- Born: 1891 Ealing, London
- Died: 1982 (aged 90–91)
- Education: Slade School of Fine Art; Byam Shaw School of Art; Vicat Cole School;
- Known for: Painting

= Elsie Gledstanes =

British artist

Elsie Gledstanes (1891–1982) was a British artist notable as a painter of portraits, figure groups and landscapes.

==Biography==
Gledstanes was born in Ealing, which was then in Middlesex and is now part of London. She studied art in Paris and on returning to London at the Slade School of Fine Art, at the Byam Shaw School of Art and the Vicat Cole School. In due course, Gledstanes established studios in both London and at Prenteg near Porthmadog in Wales and painted portraits, figure groups and landscapes in oils, pastel, tempera and watercolour.

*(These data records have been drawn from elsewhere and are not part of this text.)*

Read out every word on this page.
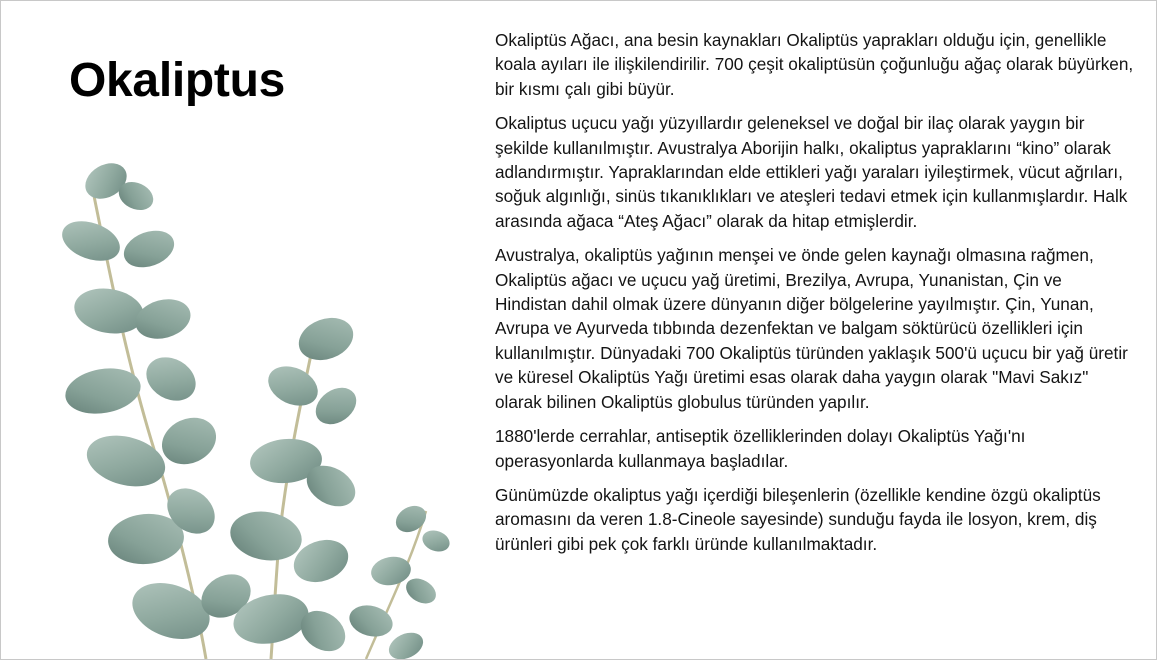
Okaliptus

Okaliptüs Ağacı, ana besin kaynakları Okaliptüs yaprakları olduğu için, genellikle koala ayıları ile ilişkilendirilir. 700 çeşit okaliptüsün çoğunluğu ağaç olarak büyürken, bir kısmı çalı gibi büyür.

Okaliptus uçucu yağı yüzyıllardır geleneksel ve doğal bir ilaç olarak yaygın bir şekilde kullanılmıştır. Avustralya Aborijin halkı, okaliptus yapraklarını “kino” olarak adlandırmıştır. Yapraklarından elde ettikleri yağı yaraları iyileştirmek, vücut ağrıları, soğuk algınlığı, sinüs tıkanıklıkları ve ateşleri tedavi etmek için kullanmışlardır. Halk arasında ağaca “Ateş Ağacı” olarak da hitap etmişlerdir.

Avustralya, okaliptüs yağının menşei ve önde gelen kaynağı olmasına rağmen, Okaliptüs ağacı ve uçucu yağ üretimi, Brezilya, Avrupa, Yunanistan, Çin ve Hindistan dahil olmak üzere dünyanın diğer bölgelerine yayılmıştır. Çin, Yunan, Avrupa ve Ayurveda tıbbında dezenfektan ve balgam söktürücü özellikleri için kullanılmıştır. Dünyadaki 700 Okaliptüs türünden yaklaşık 500'ü uçucu bir yağ üretir ve küresel Okaliptüs Yağı üretimi esas olarak daha yaygın olarak "Mavi Sakız" olarak bilinen Okaliptüs globulus türünden yapılır.

1880'lerde cerrahlar, antiseptik özelliklerinden dolayı Okaliptüs Yağı'nı operasyonlarda kullanmaya başladılar.

Günümüzde okaliptus yağı içerdiği bileşenlerin (özellikle kendine özgü okaliptüs aromasını da veren 1.8-Cineole sayesinde) sunduğu fayda ile losyon, krem, diş ürünleri gibi pek çok farklı üründe kullanılmaktadır.
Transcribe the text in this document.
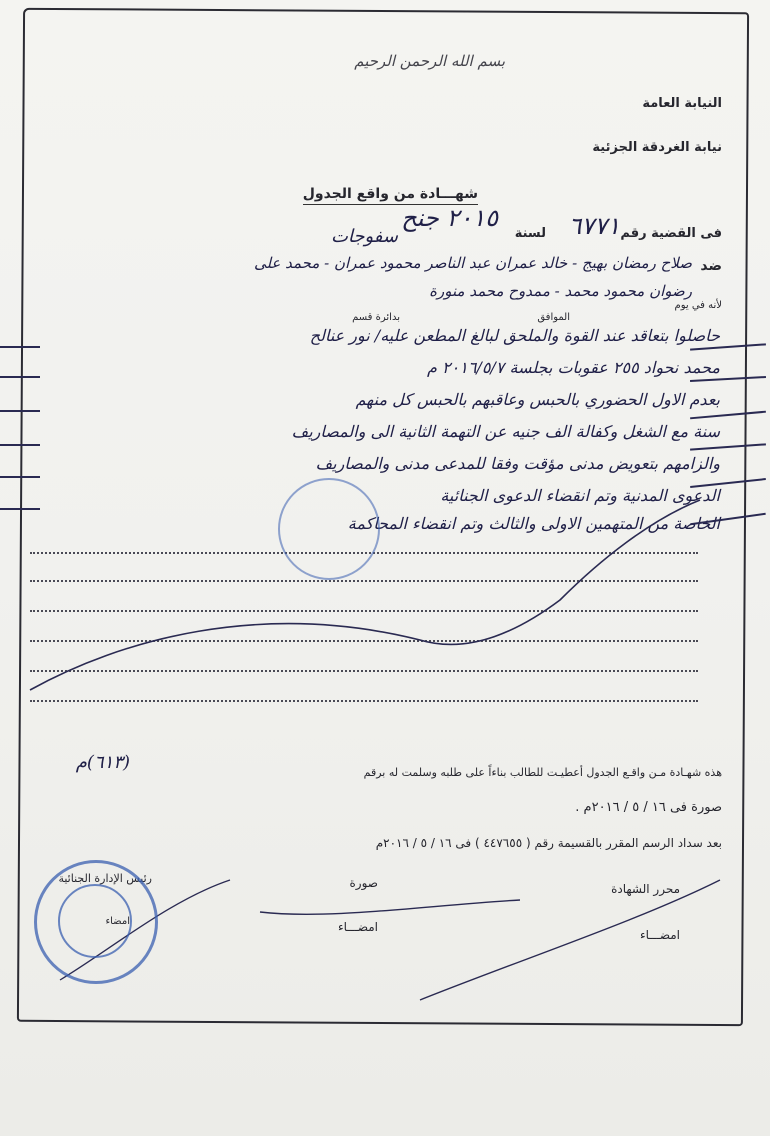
بسم الله الرحمن الرحيم
النيابة العامة
نيابة الغردقة الجزئية
شهـــادة من واقع الجدول
فى القضية رقم
٦٧٧١
لسنة
٢٠١٥ جنح
سفوجات
ضد
صلاح رمضان بهيج - خالد عمران عبد الناصر محمود عمران - محمد على
رضوان محمود محمد - ممدوح محمد منورة
لأنه في يوم
الموافق
بدائرة قسم
حاصلوا بتعاقد عند القوة والملحق لبالغ المطعن عليه/ نور عنالح
محمد نحواد ٢٥٥ عقوبات بجلسة ٢٠١٦/٥/٧ م
بعدم الاول الحضوري بالحبس وعاقبهم بالحبس كل منهم
سنة مع الشغل وكفالة الف جنيه عن التهمة الثانية الى والمصاريف
والزامهم بتعويض مدنى مؤقت وفقا للمدعى مدنى والمصاريف
الدعوى المدنية وتم انقضاء الدعوى الجنائية
الخاصة من المتهمين الاولى والثالث وتم انقضاء المحاكمة
هذه شهـادة مـن واقـع الجدول أعطيـت للطالب بناءاً على طلبه وسلمت له برقم
(٦١٣)م
صورة فى ١٦ / ٥ / ٢٠١٦م .
بعد سداد الرسم المقرر بالقسيمة رقم ( ٤٤٧٦٥٥ ) فى ١٦ / ٥ / ٢٠١٦م
رئيس الإدارة الجنائية
امضاء
صورة
امضـــاء
محرر الشهادة
امضـــاء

In World War I Gledstanes served in the Women's Royal Naval Service and during World War II, worked as an auxiliary ambulance driver and as a driver for the Women's Legion. In both conflicts she painted and sketched individual and group portraits of other women active on war duties and several of these pictures are held by the Imperial War Museum and the Royal Air Force Museum in London. Her work, particularly her watercolours, were regularly shown at the Royal Academy in London, with both the Royal Society of British Artists and the Society of Women Artists as well as at Walker's Gallery and at the Ridley Art Club.